• Friday, May 03, 2024

News

Poll-bound UP to drop crop-burning cases against farmers

Uttar Pradesh chief minister Yogi Adityanath (C) with Indian prime minister Narendra Modi (R) and Union home minister Amit Shah (L) attend (Photo by SANJAY KANOJIA/AFP via Getty Images)

By: Shubham Ghosh

UTTAR Pradesh, India’s most populous state (241 million) has decided to drop legal proceedings against farmers accused of burning crop waste – a major source of pollution – as the country’s ruling Bharatiya Janata Party (BJP) tries to placate the peasant community ahead of the crucial elections in the state early next year.

The decision comes at a time when some Indian states have made stricter punishments for crop residue burning which causes deadly air pollution in the northern parts of the country, especially in capital Delhi, causing a serious health hazard.

Uttar Pradesh, where the BJP came to power in 2017 following a massive victory, is also considering waiving fines imposed on farmers, considered an influential voting group, for burning crop stubble. Yogi Adityanath took over as the chief minister and is looking to return to power in 2022.

Poll-bound UP to drop crop-burning cases against farmers
Paddy crop stubble smouldering in a field in Sonipat in the northern Indian state of Haryana. (Photo by PRAKASH SINGH/AFP via Getty Images)

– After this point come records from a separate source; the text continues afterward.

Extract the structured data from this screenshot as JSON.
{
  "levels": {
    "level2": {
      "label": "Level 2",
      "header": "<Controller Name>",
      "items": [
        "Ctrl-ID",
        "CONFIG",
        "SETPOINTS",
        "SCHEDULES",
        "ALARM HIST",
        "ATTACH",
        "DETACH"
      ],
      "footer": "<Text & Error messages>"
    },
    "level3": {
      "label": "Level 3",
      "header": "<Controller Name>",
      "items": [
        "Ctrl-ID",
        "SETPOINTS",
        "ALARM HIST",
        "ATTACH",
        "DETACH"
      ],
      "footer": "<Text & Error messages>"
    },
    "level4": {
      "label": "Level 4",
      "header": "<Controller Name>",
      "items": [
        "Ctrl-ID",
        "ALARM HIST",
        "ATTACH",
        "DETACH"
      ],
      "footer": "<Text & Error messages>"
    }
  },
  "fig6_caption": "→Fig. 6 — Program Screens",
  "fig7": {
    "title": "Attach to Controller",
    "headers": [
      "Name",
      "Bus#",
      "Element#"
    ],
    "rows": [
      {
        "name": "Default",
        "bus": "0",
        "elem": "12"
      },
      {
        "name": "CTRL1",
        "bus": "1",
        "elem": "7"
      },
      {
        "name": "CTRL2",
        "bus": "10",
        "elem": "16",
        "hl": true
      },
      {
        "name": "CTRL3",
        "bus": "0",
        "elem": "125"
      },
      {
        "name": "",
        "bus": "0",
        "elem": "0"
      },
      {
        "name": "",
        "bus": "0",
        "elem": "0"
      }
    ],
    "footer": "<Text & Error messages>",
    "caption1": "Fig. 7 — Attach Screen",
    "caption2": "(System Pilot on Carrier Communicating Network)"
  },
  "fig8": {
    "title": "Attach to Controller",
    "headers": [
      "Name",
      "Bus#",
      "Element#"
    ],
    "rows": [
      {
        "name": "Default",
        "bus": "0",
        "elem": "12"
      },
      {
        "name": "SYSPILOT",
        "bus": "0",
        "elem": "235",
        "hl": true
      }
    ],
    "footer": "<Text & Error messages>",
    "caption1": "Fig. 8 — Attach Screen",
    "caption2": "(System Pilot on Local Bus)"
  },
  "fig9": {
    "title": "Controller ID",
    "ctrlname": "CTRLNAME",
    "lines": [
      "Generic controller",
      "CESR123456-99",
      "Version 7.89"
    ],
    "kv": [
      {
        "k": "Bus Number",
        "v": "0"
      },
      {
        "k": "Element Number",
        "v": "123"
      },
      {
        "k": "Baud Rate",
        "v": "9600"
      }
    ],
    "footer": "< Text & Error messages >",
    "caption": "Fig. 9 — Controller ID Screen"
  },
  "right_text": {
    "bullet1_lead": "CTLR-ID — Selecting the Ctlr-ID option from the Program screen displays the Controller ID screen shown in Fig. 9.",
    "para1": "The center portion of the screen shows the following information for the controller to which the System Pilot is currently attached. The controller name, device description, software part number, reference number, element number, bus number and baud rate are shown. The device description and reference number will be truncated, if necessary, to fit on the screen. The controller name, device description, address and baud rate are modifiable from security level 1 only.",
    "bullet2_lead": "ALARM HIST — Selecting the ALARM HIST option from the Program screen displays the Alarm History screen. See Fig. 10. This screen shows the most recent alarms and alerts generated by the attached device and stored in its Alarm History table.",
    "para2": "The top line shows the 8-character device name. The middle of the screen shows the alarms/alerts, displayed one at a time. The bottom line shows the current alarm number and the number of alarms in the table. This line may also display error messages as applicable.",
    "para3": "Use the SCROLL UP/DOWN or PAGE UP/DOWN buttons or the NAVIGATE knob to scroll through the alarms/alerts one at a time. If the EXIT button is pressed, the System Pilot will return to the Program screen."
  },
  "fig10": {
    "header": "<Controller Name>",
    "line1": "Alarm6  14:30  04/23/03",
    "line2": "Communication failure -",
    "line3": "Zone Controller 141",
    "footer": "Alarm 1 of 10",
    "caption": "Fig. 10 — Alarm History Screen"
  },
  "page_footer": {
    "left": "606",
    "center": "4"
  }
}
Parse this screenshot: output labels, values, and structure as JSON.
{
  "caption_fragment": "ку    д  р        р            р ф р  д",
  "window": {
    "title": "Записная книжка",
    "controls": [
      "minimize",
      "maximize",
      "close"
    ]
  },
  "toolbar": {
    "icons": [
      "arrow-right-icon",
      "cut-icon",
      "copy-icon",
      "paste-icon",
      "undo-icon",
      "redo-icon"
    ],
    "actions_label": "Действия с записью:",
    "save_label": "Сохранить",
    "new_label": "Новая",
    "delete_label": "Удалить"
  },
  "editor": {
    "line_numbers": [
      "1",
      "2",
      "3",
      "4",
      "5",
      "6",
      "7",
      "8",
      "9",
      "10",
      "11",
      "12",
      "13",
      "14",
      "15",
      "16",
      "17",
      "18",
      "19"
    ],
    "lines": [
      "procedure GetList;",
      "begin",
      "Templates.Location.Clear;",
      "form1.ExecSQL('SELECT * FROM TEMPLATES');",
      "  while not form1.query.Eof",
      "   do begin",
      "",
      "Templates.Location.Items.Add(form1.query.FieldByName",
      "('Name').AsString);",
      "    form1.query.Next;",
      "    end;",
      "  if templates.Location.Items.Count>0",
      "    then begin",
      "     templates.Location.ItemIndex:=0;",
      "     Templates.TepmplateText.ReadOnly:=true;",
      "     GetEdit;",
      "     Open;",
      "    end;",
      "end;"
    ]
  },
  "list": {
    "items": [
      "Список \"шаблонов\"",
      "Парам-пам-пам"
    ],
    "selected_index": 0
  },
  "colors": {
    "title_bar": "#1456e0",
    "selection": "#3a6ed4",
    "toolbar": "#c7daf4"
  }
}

“The idea was not to punish farmers but to spread awareness about crop stubble burning and its effect on the environment,” Navneet Sehgal, the additional chief secretary of Uttar Pradesh’s information department, told Reuters.

Shiv Kant Dixit, chief of the Bharatiya Kisan Sangh (Indian farmers’ federation) affiliated to the BJP, said it had requested the state government to withdraw legal cases against farmers for burning crop residue.

“About 10,000 farmers have been slapped with cases for stubble burning, and a fine of about ₹100 crore (£9.8 million) was imposed,” Reuters quoted Dixit as saying.
Sudhir Panwar, the chief of Kisan Jagriti Manch (farmers’ awakening platform), a farmers’ group, said the UP government is looking to appease the state’s angry farmers ahead of the assembly elections.

BJP lost ally from Punjab over farm laws

Tens of thousands of farmers have been staging protests on major highways leading to New Delhi, the national capital, for several months now, expressing dissent over Narendra Modi government’s new farm laws. The issue has also touched the politics of Punjab, another poll-bound agricultural state in northern India, with one of its major parties – Shiromani Akali Dal – pulling out of the BJP-led National Democratic Alliance in September last year in protest.

Uttar Pradesh is considered to be the most important state of India politically as it sends 80 representatives to the parliament, more than any other state. Modi’s party has eclipsed all its rivals in the state in the 2014 and 2019 general elections and 2017 assembly elections and is now looking to repeat the same in 2022.